People with different skills and ideas meet while they work in NextSpace, put their complementary talents together (the NextSpace Effect) and boom: something significant and worthwhile often happens. This not an occasional event. It happens to everyone here.
What surprises me the most is that such a productive environment has been able to continue so long in its original format. It has greatly expanded of course: there are now nine NextSpaces, including one “NextKids,” featuring professional infant care for parents working in the space, which just opened in San Francisco’s Potrero Hill. But the company has not yet been acquired.
The acquirers’ loss is my gain, but still. Haven’t commercial office lessors noticed that their properties are sitting empty, because the businesses that used to rent them have moved offshore? Are we NextSpace members the only ones who notice how clever the coworking concept is for the new world of independent contractors working for several clients (like me)? Or for the start-up founders dreaming big but funding small? Hasn’t anyone in real estate noticed how the commitments required of commercial lessees are rarer and rarer the sort of risk that small or medium-sized businesses can make in a fast-changing world? Apparently not.
Sol Lipman was presenting his latest start-up, Tomfoolery, at a Tech Meet-up recently, held in another Santa Cruz coworking space a couple of blocks away. Nick and I went, because we love Sol, who birthed two of his start-ups at NextSpace (12 Seconds and RallyUp), and because Tomfoolery, like NextSpace, wants to make work fun. Sol sat next to us before the presentation, worrying vociferously that he had no idea what he was going to say.
We told him not to worry: he’s got the gift of the gab, and all the heart that implies.
Once on stage, Sol talked about Santa Cruz and about all the tech talent he’s found here and worked with here, and he talked about his start-ups over the years and how each time he did so much wrong and learned so much from it, and how culture is so important to both start-ups and work.
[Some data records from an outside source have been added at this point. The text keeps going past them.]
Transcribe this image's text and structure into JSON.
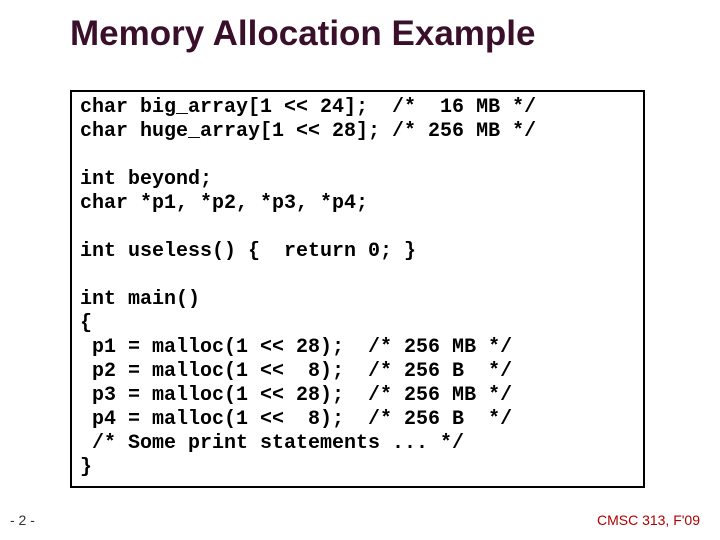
{
  "title": "Memory Allocation Example",
  "code": "char big_array[1 << 24];  /*  16 MB */\nchar huge_array[1 << 28]; /* 256 MB */\n\nint beyond;\nchar *p1, *p2, *p3, *p4;\n\nint useless() {  return 0; }\n\nint main()\n{\n p1 = malloc(1 << 28);  /* 256 MB */\n p2 = malloc(1 <<  8);  /* 256 B  */\n p3 = malloc(1 << 28);  /* 256 MB */\n p4 = malloc(1 <<  8);  /* 256 B  */\n /* Some print statements ... */\n}",
  "footer_left": "- 2 -",
  "footer_right": "CMSC 313, F'09"
}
As he reached the end of his presentation he spontaneously announced, straight from the heart, just the way he is, “and I love NextSpace!” Of course, he wasn’t in NextSpace and immediately realized the error and corrected himself, adding that he loved all the coworking spaces around town.
But I knew what he meant. This space is special, like Sol, like Jeremy, like a lot of past and present NextSpace members. We’re the lucky ones: in the right place at the right time. Let’s enjoy it while we can. Nothing lasts forever!